Graph the equation x−y=6 using the form y=mx+b.

To graph the equation \( x - y = 6 \) in the form \( y = mx + b \), we need to solve for \( y \).

Starting with the original equation:

\[ x - y = 6 \]

We can isolate \( y \) by moving \( x \) to the other side of the equation:

\[ -y = 6 - x \]

Now, multiply by -1 to solve for \( y \):

\[ y = -x + 6 \]

This is now in the slope-intercept form \( y = mx + b \), where \( m = -1 \) (the slope) and \( b = 6 \) (the y-intercept).

To Graph:

1. Identify the y-intercept: The y-intercept \( b \) is 6, which means the graph crosses the y-axis at the point (0, 6).

2. Use the slope: The slope \( m \) is -1, meaning for every 1 unit you move to the right (increase in \( x \)), you move down 1 unit (decrease in \( y \)).

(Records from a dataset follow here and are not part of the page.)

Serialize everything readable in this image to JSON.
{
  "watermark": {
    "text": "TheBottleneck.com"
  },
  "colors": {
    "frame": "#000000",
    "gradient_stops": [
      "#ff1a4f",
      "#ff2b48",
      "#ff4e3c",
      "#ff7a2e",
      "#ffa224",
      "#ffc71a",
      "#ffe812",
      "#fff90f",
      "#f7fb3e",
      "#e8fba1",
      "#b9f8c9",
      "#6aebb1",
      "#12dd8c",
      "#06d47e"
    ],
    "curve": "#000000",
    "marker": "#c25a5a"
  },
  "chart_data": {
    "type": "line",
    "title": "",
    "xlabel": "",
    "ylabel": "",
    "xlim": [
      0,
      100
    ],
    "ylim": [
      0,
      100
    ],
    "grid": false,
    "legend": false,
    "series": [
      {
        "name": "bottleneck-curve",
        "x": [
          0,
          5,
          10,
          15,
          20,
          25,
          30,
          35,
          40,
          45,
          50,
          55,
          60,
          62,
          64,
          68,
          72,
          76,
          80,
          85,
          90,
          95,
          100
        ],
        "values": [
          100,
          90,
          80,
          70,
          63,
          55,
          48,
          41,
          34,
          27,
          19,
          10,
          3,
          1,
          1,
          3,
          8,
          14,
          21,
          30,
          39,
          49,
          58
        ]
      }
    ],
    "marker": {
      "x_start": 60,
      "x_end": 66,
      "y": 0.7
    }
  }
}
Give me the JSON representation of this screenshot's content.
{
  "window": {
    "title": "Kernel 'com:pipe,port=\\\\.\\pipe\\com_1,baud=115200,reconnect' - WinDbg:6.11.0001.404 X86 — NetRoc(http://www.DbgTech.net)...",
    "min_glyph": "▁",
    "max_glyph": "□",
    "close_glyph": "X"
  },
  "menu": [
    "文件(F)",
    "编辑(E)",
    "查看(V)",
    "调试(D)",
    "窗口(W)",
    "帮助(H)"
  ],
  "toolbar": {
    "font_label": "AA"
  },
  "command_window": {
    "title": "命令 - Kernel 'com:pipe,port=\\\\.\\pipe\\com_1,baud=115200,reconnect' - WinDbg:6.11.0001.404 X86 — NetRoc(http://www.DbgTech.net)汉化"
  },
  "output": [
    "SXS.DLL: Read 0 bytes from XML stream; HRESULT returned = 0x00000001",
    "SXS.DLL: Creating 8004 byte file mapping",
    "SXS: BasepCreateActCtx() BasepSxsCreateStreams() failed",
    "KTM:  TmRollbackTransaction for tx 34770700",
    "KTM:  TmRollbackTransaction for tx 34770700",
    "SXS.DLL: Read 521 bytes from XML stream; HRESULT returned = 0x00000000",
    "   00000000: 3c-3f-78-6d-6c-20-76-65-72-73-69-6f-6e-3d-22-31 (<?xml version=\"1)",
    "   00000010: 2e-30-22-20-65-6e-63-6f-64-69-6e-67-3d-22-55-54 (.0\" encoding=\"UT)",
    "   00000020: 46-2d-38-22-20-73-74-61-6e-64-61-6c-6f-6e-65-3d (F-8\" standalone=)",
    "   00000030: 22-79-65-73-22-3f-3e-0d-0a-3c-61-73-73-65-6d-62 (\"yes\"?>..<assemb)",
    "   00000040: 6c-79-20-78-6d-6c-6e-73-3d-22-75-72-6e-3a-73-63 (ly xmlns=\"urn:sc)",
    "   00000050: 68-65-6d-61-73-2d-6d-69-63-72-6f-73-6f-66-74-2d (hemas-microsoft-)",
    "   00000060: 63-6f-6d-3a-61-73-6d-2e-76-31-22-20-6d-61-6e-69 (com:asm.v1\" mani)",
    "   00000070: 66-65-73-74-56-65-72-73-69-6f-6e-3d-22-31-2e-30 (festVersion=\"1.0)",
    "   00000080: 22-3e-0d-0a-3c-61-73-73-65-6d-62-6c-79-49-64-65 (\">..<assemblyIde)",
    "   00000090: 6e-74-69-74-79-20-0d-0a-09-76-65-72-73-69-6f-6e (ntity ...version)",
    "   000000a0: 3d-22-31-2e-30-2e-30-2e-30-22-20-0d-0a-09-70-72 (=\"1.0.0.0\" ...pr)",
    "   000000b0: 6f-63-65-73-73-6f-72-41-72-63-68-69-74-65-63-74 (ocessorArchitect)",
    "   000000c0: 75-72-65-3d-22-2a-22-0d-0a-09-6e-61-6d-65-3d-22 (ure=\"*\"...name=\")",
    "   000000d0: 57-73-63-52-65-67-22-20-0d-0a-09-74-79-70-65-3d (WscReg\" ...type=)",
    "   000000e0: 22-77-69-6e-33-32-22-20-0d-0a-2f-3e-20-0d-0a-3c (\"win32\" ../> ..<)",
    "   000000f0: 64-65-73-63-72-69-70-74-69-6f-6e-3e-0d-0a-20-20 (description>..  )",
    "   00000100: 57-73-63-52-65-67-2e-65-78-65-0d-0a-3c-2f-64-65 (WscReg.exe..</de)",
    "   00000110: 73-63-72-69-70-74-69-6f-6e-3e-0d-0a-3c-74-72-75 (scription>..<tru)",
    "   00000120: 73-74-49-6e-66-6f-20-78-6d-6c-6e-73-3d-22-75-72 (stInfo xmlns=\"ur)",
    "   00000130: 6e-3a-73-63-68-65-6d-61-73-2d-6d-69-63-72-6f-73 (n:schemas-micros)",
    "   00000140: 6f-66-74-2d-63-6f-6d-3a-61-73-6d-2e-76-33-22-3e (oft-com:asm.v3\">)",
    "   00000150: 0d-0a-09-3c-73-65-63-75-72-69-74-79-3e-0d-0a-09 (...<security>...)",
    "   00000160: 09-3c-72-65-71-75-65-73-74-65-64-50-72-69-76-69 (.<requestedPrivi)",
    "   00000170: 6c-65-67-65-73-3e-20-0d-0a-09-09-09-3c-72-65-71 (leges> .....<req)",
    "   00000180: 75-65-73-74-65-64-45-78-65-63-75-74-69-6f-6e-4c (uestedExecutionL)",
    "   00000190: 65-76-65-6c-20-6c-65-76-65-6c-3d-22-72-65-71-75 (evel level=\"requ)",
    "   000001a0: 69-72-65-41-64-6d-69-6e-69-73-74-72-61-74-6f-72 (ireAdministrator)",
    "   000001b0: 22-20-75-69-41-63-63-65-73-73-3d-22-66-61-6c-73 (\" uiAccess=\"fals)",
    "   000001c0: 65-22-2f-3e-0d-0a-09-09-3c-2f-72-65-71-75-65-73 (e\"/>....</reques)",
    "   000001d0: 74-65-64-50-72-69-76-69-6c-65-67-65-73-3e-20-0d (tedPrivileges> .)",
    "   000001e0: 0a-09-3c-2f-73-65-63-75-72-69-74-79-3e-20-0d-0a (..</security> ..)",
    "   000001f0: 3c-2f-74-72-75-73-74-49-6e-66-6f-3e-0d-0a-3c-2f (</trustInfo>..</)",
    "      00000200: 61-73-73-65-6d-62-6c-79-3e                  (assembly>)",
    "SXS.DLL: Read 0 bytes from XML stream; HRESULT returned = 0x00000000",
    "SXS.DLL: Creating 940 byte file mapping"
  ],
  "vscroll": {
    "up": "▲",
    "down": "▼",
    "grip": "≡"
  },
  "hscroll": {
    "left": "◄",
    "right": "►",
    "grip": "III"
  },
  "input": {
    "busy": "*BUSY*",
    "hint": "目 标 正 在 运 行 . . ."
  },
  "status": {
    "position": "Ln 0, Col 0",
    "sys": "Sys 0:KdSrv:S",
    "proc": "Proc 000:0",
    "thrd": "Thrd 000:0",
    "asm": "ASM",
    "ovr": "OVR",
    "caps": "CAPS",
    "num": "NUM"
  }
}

From the y-intercept (0, 6):

   • Move 1 unit to the right to (1, 6) and then 1 unit down to (1, 5).
   • Plot the second point (1, 5).

3. Draw the line: Connect these points with a straight line, and extend it in both directions.

Points to plot:

• (0, 6) is the y-intercept.
• (1, 5) using the slope.

Summary:

The line represented by the equation \( x - y = 6 \) in slope-intercept form is \( y = -x + 6 \). It has a slope of -1 and a y-intercept of 6.